Bundesweit verfügen bereits mehrere Bundesländer – darunter Hessen, Hamburg, Bayern und Schleswig-Holstein – über vergleichbare Vereinbarungen der jeweiligen Kultusministerien. Berlin setzt nun ein eigenes, klares Signal: Sicherheitspolitische Bildung ist Teil des demokratischen Bildungsauftrags.

Leitbild: Beutelsbacher Konsens

Grundlage der Arbeit aller Jugendoffizierinnen und Jugendoffiziere ist der Beutelsbacher Konsens – das didaktische Fundament politischer Bildung in Deutschland. Er verpflichtet auf das Überwältigungsverbot, das Kontroversitätsgebot und die Befähigung zur selbstständigen Meinungsbildung. Nachwuchswerbung ist ausdrücklich nicht Teil des Auftrags.

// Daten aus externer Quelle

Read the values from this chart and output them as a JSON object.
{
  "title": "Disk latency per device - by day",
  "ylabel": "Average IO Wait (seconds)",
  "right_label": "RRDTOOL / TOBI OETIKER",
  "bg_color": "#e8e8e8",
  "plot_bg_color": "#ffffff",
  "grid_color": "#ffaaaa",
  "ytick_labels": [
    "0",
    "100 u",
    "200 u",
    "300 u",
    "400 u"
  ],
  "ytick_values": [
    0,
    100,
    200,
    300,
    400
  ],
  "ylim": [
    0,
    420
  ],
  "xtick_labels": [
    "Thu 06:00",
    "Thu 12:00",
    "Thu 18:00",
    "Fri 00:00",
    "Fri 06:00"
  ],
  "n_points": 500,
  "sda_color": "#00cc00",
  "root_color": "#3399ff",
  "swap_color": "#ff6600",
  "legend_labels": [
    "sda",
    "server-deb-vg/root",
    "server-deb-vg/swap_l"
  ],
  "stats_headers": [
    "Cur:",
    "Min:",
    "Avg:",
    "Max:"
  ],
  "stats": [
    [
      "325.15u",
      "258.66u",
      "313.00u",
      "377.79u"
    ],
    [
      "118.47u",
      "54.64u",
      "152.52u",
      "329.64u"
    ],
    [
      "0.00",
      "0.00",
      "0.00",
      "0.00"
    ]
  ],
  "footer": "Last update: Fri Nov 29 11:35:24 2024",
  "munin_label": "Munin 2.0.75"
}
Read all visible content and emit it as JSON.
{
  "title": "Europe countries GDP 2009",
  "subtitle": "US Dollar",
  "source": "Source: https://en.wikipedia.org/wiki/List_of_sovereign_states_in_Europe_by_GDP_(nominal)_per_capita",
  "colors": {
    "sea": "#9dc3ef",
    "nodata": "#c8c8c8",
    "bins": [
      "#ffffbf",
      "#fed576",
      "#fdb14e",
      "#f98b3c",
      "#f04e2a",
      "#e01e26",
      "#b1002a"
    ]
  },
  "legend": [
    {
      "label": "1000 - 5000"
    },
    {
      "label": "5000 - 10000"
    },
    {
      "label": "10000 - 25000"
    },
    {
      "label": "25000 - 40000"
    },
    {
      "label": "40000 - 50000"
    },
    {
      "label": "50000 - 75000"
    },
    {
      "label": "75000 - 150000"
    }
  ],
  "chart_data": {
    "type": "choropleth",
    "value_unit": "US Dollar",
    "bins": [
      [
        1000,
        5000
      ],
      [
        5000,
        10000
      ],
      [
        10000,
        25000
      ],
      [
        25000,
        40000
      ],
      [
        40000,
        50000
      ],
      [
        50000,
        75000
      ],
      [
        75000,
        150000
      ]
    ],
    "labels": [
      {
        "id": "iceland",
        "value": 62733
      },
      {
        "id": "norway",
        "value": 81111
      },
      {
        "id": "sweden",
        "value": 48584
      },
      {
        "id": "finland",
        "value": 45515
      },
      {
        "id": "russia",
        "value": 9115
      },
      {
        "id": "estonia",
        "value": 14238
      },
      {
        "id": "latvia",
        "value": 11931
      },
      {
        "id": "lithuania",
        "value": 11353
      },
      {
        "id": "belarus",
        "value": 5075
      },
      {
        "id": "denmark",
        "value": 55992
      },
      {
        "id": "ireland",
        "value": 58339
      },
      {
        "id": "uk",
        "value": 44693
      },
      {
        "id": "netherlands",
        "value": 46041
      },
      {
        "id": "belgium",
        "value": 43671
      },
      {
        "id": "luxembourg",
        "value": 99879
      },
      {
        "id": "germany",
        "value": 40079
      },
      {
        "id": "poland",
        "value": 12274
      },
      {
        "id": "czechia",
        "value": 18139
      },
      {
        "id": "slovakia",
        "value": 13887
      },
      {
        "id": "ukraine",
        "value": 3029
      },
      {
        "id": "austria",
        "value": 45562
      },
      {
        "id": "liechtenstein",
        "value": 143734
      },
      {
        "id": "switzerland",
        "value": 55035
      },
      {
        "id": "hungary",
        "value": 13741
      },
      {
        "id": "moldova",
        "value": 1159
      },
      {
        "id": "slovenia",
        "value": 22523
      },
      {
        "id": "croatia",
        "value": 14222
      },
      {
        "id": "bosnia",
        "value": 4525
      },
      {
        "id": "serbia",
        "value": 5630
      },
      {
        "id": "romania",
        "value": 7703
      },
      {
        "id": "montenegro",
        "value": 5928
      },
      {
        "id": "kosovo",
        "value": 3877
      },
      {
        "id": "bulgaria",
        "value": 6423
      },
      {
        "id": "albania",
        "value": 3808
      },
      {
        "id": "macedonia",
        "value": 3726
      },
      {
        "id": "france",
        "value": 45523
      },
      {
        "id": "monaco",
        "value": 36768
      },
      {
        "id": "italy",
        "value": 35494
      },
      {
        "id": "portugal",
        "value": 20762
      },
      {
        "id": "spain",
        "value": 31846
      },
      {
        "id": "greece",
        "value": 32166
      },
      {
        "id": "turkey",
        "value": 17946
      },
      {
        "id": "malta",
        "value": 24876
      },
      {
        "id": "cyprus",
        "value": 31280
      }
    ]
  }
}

Es geht um Aufklärung, nicht um Werbung.

Die Jugendoffiziere: Brücke zwischen Bundeswehr und Gesellschaft

Jugendoffizierinnen und Jugendoffiziere sind ein zentrales Element der sicherheitspolitischen Öffentlichkeitsarbeit der Bundeswehr. Als geschulte Referentinnen und Referenten bringen sie komplexe Themen wie NATO-Bündnisverpflichtungen, internationale Krisenvorsorge oder den deutschen Beitrag zur Friedenssicherung verständlich in Schulen, Universitäten und zivilgesellschaftliche Räume. Die neue Kooperationsvereinbarung mit Berlin zeigt: Diese Arbeit findet Anerkennung – und gewinnt angesichts der aktuellen Sicherheitslage weiter an Bedeutung.